More details will be sent out soon but in the meantime please feel free to contact Laura if you have any questions or ideas. You can email l.smith@cancerkin.org.uk or call 020 7830 2323.


Kundalini Yoga & Nia Technique

Following her introductory course in December, we are thrilled to announce the return of Beverley Drumm who will be holding Yoga and Nia dance therapy classes on Wednesday afternoons. Classes in Kundalini yoga, a powerful practice where your body is gently stretched and toned, inducing deep relaxation and including postures and meditations specifically for women will take place from 1pm to 2.15pm. Classes in The Nia Technique, an expressive, dance-based movement form that is an exhilarating treat for body, mind and soul, will follow at 2.30pm to 3.30pm. Sessions will begin on 23rd February 2011. Absolutely no experience is necessary and everybody is warmly welcome. To reserve your place, please email Laura at l.smith@cancerkin.org.uk or call 020 7830 2323.


Find us on Facebook and Twitter…

If you are already a fan of online social networking sites or you are taking your first steps into the world of Facebook and Twitter, why not head to Cancerkin’s online pages? If you would like to view pictures, read regular news updates and find information about upcoming events, you can ‘like’ our Facebook page here. To receive our regular ‘tweets’, you can follow us on twitter here.


In the news…


Breast cancer risk explained…

Cancer Research UK released new figures last week revealing an increase in the lifetime risk of developing breast cancer for women in the UK – one in eight women will now have the disease at some point during their life. Press coverage of the newly published figures often focused on changing lifestyles as an explanation for increase in risk – for example unhealthy diet, increased alcohol intake and a propensity to have fewer children later in life – and has suggested women could do more to decrease their personal risk, causing some controversy and offence amongst those who have already been diagnosed with the disease. In response to the figures, an interesting article has been published in The Guardian this week which takes a pragmatic look at the contributing factors to breast cancer risk. Drawing on comments made by Jackie Harris, a clinical nurse specialist at Breast Cancer Care, it explains the impact of the three key factors – age, gender and family history – in relation to other contributing factors.
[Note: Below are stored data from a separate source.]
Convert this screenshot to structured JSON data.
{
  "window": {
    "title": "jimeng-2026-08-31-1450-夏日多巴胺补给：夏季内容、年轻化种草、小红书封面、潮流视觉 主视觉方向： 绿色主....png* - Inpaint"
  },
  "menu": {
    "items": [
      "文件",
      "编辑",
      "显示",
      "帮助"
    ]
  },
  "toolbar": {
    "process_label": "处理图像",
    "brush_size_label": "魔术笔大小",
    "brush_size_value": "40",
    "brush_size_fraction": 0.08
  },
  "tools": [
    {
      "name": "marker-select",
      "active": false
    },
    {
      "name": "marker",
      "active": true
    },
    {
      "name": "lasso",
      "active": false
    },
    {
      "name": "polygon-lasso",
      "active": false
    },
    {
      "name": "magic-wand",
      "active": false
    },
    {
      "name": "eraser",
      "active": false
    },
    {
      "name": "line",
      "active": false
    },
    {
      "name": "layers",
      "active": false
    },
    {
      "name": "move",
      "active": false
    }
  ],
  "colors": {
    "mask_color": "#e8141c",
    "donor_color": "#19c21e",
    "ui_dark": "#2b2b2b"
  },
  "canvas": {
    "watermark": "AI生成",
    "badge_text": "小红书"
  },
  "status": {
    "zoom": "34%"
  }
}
As the article explains, a main factor in breast cancer risk is gender: we know that men can have breast cancer but the disease is clearly predominant in women. Age is a second key determining factor. Cancer is most common in older people and breast cancer in young women is certainly ‘the exception, not the norm.’ The risk at age 29 is one in 2000, one in 215 at 39 and one in 50 at 49 – the figure one in 8 is the overall ‘lifetime risk’ for a woman who has reached 70.This is why screening does not begin until the age of 50. Thirdly, having a significant family history of breast cancer is an important factor. Carriers of the BRAC 1 and 2 genes may have a significantly higher risk of developing the disease. Those who do not carry the gene but do have a family history of breast cancer may also run an increased risk, depending on the age at which family members were diagnosed and whether they were paternal or maternal relatives.
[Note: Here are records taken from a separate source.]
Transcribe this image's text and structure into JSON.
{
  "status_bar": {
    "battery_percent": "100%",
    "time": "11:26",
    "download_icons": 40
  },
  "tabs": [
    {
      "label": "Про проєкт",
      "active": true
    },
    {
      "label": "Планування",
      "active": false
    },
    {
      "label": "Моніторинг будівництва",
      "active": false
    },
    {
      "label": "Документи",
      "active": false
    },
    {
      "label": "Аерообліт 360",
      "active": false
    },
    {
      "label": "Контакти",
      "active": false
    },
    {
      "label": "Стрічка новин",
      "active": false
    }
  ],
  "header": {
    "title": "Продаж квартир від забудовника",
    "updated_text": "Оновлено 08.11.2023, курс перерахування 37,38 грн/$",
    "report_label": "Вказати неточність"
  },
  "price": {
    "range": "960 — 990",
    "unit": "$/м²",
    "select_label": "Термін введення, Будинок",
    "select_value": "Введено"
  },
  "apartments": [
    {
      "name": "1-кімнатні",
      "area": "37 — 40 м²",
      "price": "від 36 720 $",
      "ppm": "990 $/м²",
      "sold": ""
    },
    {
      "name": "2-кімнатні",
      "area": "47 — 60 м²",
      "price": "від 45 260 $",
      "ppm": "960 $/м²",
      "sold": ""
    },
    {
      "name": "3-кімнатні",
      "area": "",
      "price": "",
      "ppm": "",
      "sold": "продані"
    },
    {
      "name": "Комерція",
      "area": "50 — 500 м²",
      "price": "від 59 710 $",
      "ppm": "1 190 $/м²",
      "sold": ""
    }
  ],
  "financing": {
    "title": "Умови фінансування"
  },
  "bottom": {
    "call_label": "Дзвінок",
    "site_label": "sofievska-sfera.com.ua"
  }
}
What the article emphasises is that the three main risk factors described above have nothing to do with lifestyle. In terms of lifestyle choices, research shows that drinking alcohol regularly, carrying weight after the menopause and hormone replacement therapy (HRT) can all increase risk. It also shows that exercise to keep weight down can cut risk, as can having children, having them early and breastfeeding them. A healthy diet is also advised, although no specific foods are proven to affect breast cancer risk. As Ms Harris points out, leading a healthy lifestyle is a positive step but it is no guarantee against breast cancer. Many women have often lived healthily or had children young but have still developed breast cancer, a fact that explains feelings that press coverage last week was ‘very much blame-centred’. Ms Harris advises women to lead a healthier lifestyle if they want to, but not at the expense of quality of life. Individual risk is complex and difficult to estimate so we are unable to know how much healthy or unhealthy living and certain lifestyle choices impact upon it.